Une page qu’aucun lien interne ne vise reste explorable tant qu’elle figure au plan de site, et elle perd le poids du maillage. Celles qui gardent un chemin s’éloignent : ce qui se trouvait à deux clics de l’accueil se retrouve à cinq. Nous relevons les liens internes que reçoit chaque page qui comptait avant la bascule, avant de lui rendre un chemin d’accès.
Lire le rapport d’indexation dans les semaines qui suivent
Le rapport d’indexation des pages classe vos URL par motif, et quatre de ces motifs méritent une lecture attentive après une refonte.
Introuvable (404) recense les adresses demandées qui ne répondent plus : un volume qui grimpe le lendemain de la bascule désigne les redirections manquantes. Page avec redirection regroupe les anciennes adresses correctement renvoyées, et sa présence est une bonne nouvelle. URL marquée noindex signale une consigne restée dans le code, héritée de la préproduction. Autre page avec balise canonique correcte regroupe les pages que Google tient pour des doublons d’une autre URL retenue comme référence. Après une refonte, elle se remplit quand le nouveau gabarit émet une balise canonique qui désigne une page différente de celle affichée.

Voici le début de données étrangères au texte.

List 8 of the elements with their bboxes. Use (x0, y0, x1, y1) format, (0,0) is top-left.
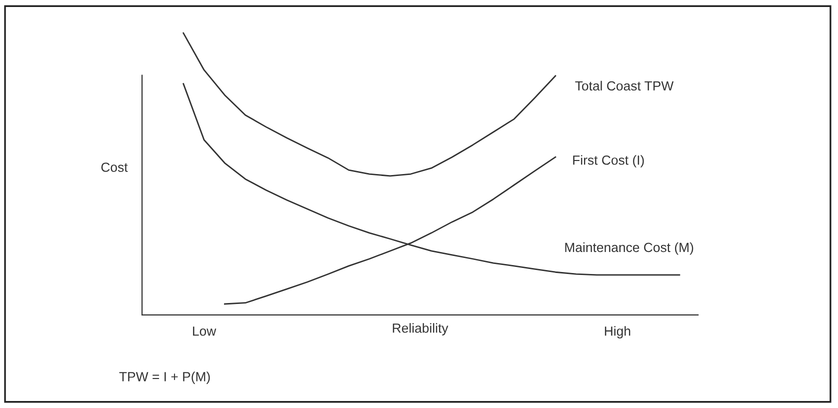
x-axis-title: Reliability (392, 323, 448, 336)
series-label: Total Coast TPW (575, 80, 674, 91)
series-label: First Cost (I) (573, 155, 644, 168)
x-tick-label: High (604, 326, 630, 338)
x-tick-label: Low (193, 326, 216, 336)
text: TPW = I + P(M) (119, 372, 210, 384)
series-label: Maintenance Cost (M) (565, 242, 694, 255)
y-axis-title: Cost (101, 162, 128, 172)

La comparaison de périodes du rapport Performances confronte ensuite les 4 semaines qui précèdent la bascule et celles qui suivent, page par page. Vous y lisez chaque page perdue avec le trafic qu’elle apportait.
Turbulence normale ou vraie casse, comment trancher
Une baisse de trafic après une refonte reste ambiguë tant que vous ne l’avez pas qualifiée, et ce tri précède le moindre correctif.

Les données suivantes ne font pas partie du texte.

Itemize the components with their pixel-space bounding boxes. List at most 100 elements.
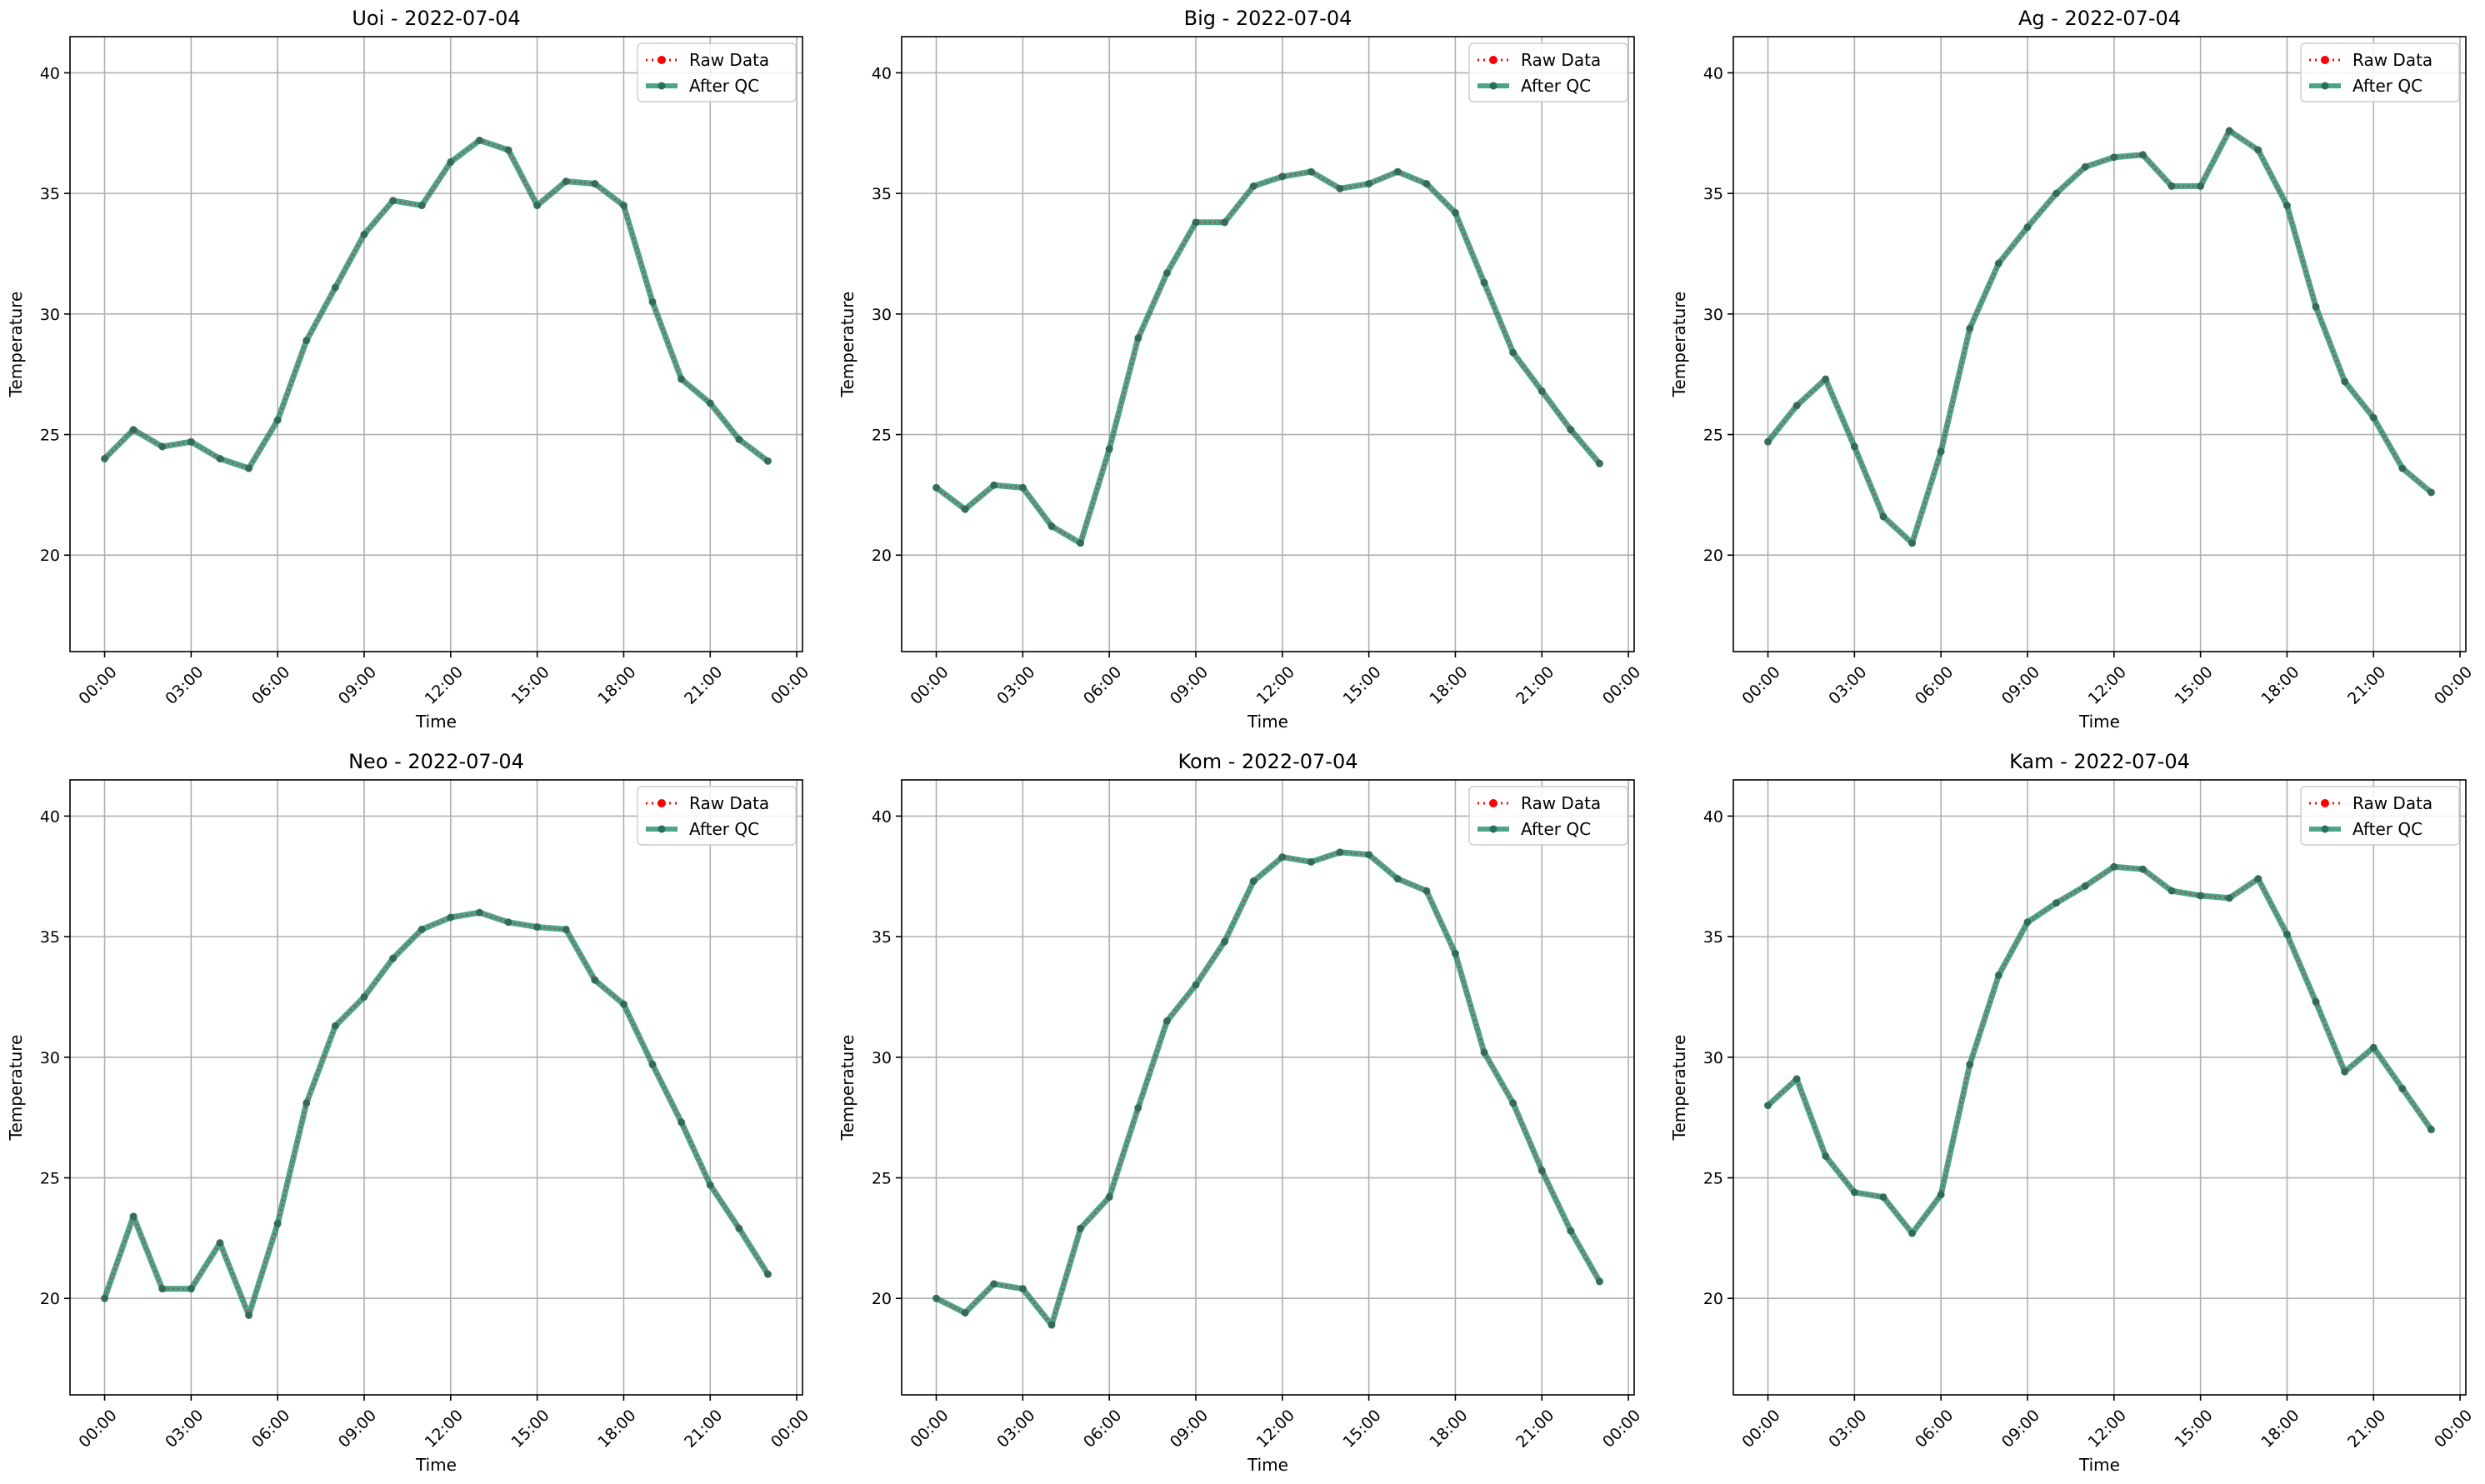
y-tick-label: 35: [872, 928, 892, 947]
after-qc-point: [1994, 259, 2002, 267]
after-qc-point: [1134, 334, 1142, 342]
legend-raw-data-marker: [2321, 56, 2329, 64]
x-tick-label: 09:00: [1167, 663, 1212, 708]
x-tick-label: 18:00: [2258, 663, 2302, 708]
y-tick-label: 20: [40, 547, 60, 565]
y-axis-label: Temperature: [1669, 1035, 1689, 1142]
after-qc-point: [1105, 445, 1113, 453]
x-tick-label: 06:00: [248, 1407, 293, 1452]
y-tick-label: 25: [872, 1170, 892, 1188]
legend-raw-data-marker: [1489, 56, 1498, 64]
after-qc-point: [2427, 488, 2435, 497]
after-qc-point: [735, 435, 743, 443]
y-tick-label: 25: [40, 427, 60, 445]
x-tick-label: 06:00: [1912, 1407, 1957, 1452]
subplot-1: Uoi - 2022-07-04 20 25 30 35 40 00:00 03:00 06:0…: [6, 7, 812, 732]
after-qc-point: [706, 1181, 714, 1189]
after-qc-point: [1451, 208, 1459, 217]
legend: Raw Data After QC: [637, 42, 797, 102]
legend-after-qc-marker: [1489, 82, 1498, 90]
after-qc-point: [2197, 892, 2205, 900]
y-tick-label: 25: [872, 427, 892, 445]
subplot-6: Kam - 2022-07-04 20 25 30 35 40 00:00 03:00 06:0…: [1669, 750, 2476, 1475]
after-qc-point: [1307, 857, 1315, 866]
after-qc-point: [2369, 1043, 2378, 1052]
after-qc-point: [504, 918, 512, 927]
after-qc-point: [961, 1309, 969, 1317]
y-axis-label: Temperature: [838, 292, 858, 398]
y-tick-label: 25: [1703, 1170, 1723, 1188]
series-line-raw-data: [935, 851, 1601, 1327]
series-line-raw-data: [935, 170, 1601, 545]
x-tick-label: 00:00: [1738, 663, 1783, 708]
after-qc-point: [1509, 348, 1518, 357]
x-tick-label: 00:00: [768, 1407, 812, 1452]
after-qc-point: [2225, 127, 2233, 135]
after-qc-point: [1048, 1321, 1056, 1329]
after-qc-point: [1278, 172, 1287, 181]
after-qc-point: [562, 925, 570, 933]
after-qc-point: [1764, 1102, 1772, 1110]
x-tick-label: 18:00: [594, 663, 639, 708]
after-qc-point: [302, 337, 311, 345]
after-qc-point: [1307, 167, 1315, 176]
after-qc-point: [990, 1280, 998, 1288]
x-tick-label: 00:00: [2431, 1407, 2476, 1452]
after-qc-point: [245, 1311, 253, 1319]
after-qc-point: [2023, 223, 2032, 232]
after-qc-point: [1966, 324, 1974, 332]
after-qc-point: [1595, 1277, 1603, 1286]
after-qc-point: [1567, 426, 1575, 434]
y-tick-label: 20: [872, 1290, 892, 1308]
chart-title: Kam - 2022-07-04: [2009, 750, 2190, 773]
legend-raw-data-label: Raw Data: [689, 50, 769, 70]
after-qc-point: [1048, 522, 1056, 531]
after-qc-point: [2341, 377, 2349, 386]
after-qc-point: [533, 202, 542, 210]
after-qc-point: [1365, 851, 1373, 859]
after-qc-point: [447, 913, 455, 922]
after-qc-point: [1249, 182, 1258, 190]
x-tick-label: 21:00: [2344, 1407, 2389, 1452]
x-tick-label: 09:00: [1998, 663, 2043, 708]
x-tick-label: 18:00: [2258, 1407, 2302, 1452]
after-qc-point: [1937, 1191, 1945, 1199]
y-tick-label: 25: [40, 1170, 60, 1188]
legend: Raw Data After QC: [2300, 42, 2460, 102]
plot-frame: [901, 36, 1635, 652]
x-tick-label: 00:00: [1599, 1407, 1644, 1452]
after-qc-point: [101, 1294, 109, 1302]
after-qc-point: [1595, 459, 1603, 467]
after-qc-point: [648, 1061, 657, 1069]
after-qc-point: [216, 1239, 224, 1247]
after-qc-point: [961, 505, 969, 513]
after-qc-point: [245, 464, 253, 472]
after-qc-point: [1850, 1188, 1858, 1197]
after-qc-point: [735, 1224, 743, 1232]
after-qc-point: [1850, 442, 1858, 451]
x-tick-label: 00:00: [75, 663, 120, 708]
y-tick-label: 35: [40, 185, 60, 203]
x-tick-label: 12:00: [1253, 663, 1298, 708]
y-tick-label: 20: [872, 547, 892, 565]
chart-title: Kom - 2022-07-04: [1178, 750, 1358, 773]
x-tick-label: 12:00: [2085, 663, 2130, 708]
grid-lines: [1733, 780, 2466, 1395]
after-qc-point: [2052, 899, 2061, 907]
y-tick-label: 40: [40, 807, 60, 826]
x-tick-label: 06:00: [1912, 663, 1957, 708]
x-tick-label: 09:00: [1167, 1407, 1212, 1452]
after-qc-point: [2282, 202, 2291, 210]
chart-title: Neo - 2022-07-04: [348, 750, 524, 773]
after-qc-point: [990, 481, 998, 489]
x-tick-label: 21:00: [1512, 1407, 1558, 1452]
series-line-raw-data: [103, 139, 769, 470]
after-qc-point: [591, 976, 599, 984]
after-qc-point: [1538, 387, 1546, 395]
after-qc-point: [273, 416, 282, 424]
after-qc-point: [1822, 1152, 1830, 1160]
after-qc-point: [418, 925, 426, 933]
after-qc-point: [619, 1000, 628, 1008]
x-tick-label: 06:00: [1080, 1407, 1125, 1452]
x-axis-label: Time: [2078, 1455, 2120, 1475]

Le tri tient en trois relevés. Le nombre d’URL indexées avant et après : une baisse durable désigne un problème d’accès ou d’adresse, pas de classement. La part des requêtes de marque : quand elles seules tiennent, ce sont vos pages de contenu qui ont décroché. Le comportement dans le temps : une turbulence se résorbe progressivement, une casse reste plate. Si les écarts existaient déjà sur l’ancien site, la bascule les a rendus visibles sans les créer, et c’est un audit SEO technique qu’il faut engager plutôt qu’une remise à niveau.
Ce qui doit exister avant votre prochaine mise en ligne
Une remise à niveau produit un document qui ressert : la liste complète de vos URL, avec pour chacune sa destination, son trafic d’origine et les liens externes reçus. C’est le premier fichier à ouvrir le jour où vous rechangez de CMS ou de domaine.
Ce référentiel change la façon dont la prochaine bascule se contrôle. Une recette générale vous dit de vérifier vos redirections. Une liste qui porte le trafic réel de chaque ancienne page vous dit lesquelles vérifier en premier, et à partir de quel écart vous inquiéter. La préparation d’une bascule obéit par ailleurs à ses propres contraintes, détaillées sur notre page refonte de site sans perdre son référencement.
Gardez enfin vos redirections en place, le temps que les autres sites mettent leurs liens à jour. Le classement se retravaille ensuite dans la durée, et c’est le rôle d’une agence SEO sur les mois qui suivent.